The Use it or Lose It Rule. Under the “use it or lose it rule,” amounts contributed to an FSA for a plan year may not be used to reimburse health care expenses incurred in a later plan year. Any amount remaining in a participant’s account at the end of the year is forfeited. The risk of losing money in the account has discouraged employees from participating in FSAs.
New $500 Carry Over Relief. Notice 2013-17, however, allows employers to amend their plans to permit participants to carry over up to $500 from one plan year to the next. The carry over amount may be used to reimburse medical expenses incurred at any time during the subsequent plan year and is in addition to the $2,500 annual cap on FSA contributions. For example, a participant who elects to contribute $2,500 to an FSA in 2014 and carries over $500 from 2013 would have $3,000 available for medical expense reimbursements in 2014.
Carry Over is an Alternative to the Grace Period. The new carry over feature is an alternative to the existing 2½ month grace period. Since 2005, plans have been allowed to use prior year account balances to reimburse medical expenses incurred up to 2½ months after the end of the prior plan year. Plans that offer the grace period may not also provide the carry over. An employer that wants to provide the carry over feature would need to amend its FSA plan document and employee communications to eliminate any grace period.
Amendment Deadline. The carry over relief is available for plan years beginning in 2013. Generally, a plan amendment implementing the carry over must be adopted by the end of the plan year from which amounts may be carried over. The deadline for amending plans to adopt the carry over for 2013 plan years, however, is extended to the last day of the plan year beginning in 2014.
Practical Considerations. Although the carry over is likely a better option for most participants, employers need to be careful about eliminating the grace period this year. Employees made FSA elections for the 2013 plan year with the understanding that the 2½ month grace period is available. In addition, participants in calendar year plans are making open enrollment decisions right now. Eliminating the grace period for the current plan year and possibly the next plan year could be frustrating to employees.

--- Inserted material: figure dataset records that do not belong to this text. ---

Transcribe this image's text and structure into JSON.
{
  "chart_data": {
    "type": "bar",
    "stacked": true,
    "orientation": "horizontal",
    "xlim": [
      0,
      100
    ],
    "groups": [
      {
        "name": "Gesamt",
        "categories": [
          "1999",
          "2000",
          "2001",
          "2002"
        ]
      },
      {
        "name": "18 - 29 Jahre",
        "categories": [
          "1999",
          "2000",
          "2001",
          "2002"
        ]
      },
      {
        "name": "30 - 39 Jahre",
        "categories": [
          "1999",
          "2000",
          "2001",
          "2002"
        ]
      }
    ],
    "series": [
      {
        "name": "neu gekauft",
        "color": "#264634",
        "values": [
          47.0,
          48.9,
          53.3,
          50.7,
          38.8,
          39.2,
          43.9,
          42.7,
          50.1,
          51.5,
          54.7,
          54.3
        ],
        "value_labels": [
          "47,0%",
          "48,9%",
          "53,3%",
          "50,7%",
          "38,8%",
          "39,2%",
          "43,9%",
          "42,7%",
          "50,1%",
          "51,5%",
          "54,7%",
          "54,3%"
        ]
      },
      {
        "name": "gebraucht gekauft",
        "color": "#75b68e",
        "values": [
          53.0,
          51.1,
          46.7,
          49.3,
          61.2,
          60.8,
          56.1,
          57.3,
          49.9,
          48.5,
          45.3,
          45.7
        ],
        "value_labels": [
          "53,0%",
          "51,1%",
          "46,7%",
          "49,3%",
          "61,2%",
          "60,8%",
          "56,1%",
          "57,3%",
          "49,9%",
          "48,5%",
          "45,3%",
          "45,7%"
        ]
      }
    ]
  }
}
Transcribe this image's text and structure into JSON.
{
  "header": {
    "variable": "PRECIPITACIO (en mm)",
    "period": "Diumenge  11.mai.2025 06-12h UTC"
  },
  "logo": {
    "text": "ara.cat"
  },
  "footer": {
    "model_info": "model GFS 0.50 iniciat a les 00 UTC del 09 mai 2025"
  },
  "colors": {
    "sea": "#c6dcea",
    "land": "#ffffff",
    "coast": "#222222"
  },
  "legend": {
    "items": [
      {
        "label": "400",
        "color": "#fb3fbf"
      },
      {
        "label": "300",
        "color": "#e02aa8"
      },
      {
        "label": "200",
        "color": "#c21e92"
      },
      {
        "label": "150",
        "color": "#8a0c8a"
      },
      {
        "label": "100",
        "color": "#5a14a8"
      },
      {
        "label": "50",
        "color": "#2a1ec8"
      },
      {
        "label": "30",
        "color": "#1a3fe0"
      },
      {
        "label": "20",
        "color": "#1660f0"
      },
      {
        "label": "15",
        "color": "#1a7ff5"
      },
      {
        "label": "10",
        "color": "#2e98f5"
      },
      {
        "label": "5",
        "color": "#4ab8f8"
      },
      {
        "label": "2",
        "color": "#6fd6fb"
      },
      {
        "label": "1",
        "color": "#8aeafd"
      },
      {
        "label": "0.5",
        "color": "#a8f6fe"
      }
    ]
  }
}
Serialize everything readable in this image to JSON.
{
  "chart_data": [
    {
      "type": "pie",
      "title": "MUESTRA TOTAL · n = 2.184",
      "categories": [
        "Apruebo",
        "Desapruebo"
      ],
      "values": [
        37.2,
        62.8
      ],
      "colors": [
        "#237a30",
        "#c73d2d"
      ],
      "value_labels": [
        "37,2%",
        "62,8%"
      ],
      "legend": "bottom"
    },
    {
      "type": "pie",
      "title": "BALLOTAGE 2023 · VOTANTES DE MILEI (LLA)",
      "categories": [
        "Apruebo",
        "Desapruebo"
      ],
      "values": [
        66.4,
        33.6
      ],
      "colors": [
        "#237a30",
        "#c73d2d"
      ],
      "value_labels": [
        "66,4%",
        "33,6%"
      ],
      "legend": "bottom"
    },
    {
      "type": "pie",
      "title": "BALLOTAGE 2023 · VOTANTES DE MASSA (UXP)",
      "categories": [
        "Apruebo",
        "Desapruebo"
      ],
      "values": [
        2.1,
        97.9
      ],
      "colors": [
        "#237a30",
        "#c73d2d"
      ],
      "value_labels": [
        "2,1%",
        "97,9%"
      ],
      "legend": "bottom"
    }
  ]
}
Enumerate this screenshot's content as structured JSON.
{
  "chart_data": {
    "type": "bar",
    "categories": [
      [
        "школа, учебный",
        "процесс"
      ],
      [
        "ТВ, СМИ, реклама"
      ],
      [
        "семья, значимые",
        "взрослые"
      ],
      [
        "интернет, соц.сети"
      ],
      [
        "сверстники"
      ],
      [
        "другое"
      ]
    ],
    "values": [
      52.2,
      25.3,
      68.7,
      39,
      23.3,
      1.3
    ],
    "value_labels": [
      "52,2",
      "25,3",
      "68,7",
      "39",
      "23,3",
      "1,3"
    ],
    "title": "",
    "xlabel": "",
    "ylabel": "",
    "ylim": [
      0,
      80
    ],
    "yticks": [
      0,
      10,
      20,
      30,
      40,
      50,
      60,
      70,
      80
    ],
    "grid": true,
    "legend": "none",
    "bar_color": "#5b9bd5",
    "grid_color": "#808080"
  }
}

Accordingly, employers that want to eliminate the grace period and adopt the carry over should look at the amounts that participants are likely to have remaining in their FSAs at the end of the current plan year. If a significant number of participants are likely to have more than $500 remaining in their accounts, eliminating the grace period for the current plan year is probably not a good idea. If, however, few or no participants are likely to have more than $500 in their accounts at the end of the current plan year, eliminating the grace period and adopting the carry over would be advantageous to employees.
Employers adopting the carry over should also be mindful of the fact that a participant’s carryover amount must first be reduced by any claims submitted for prior year expenses during the plan’s standard run-out period.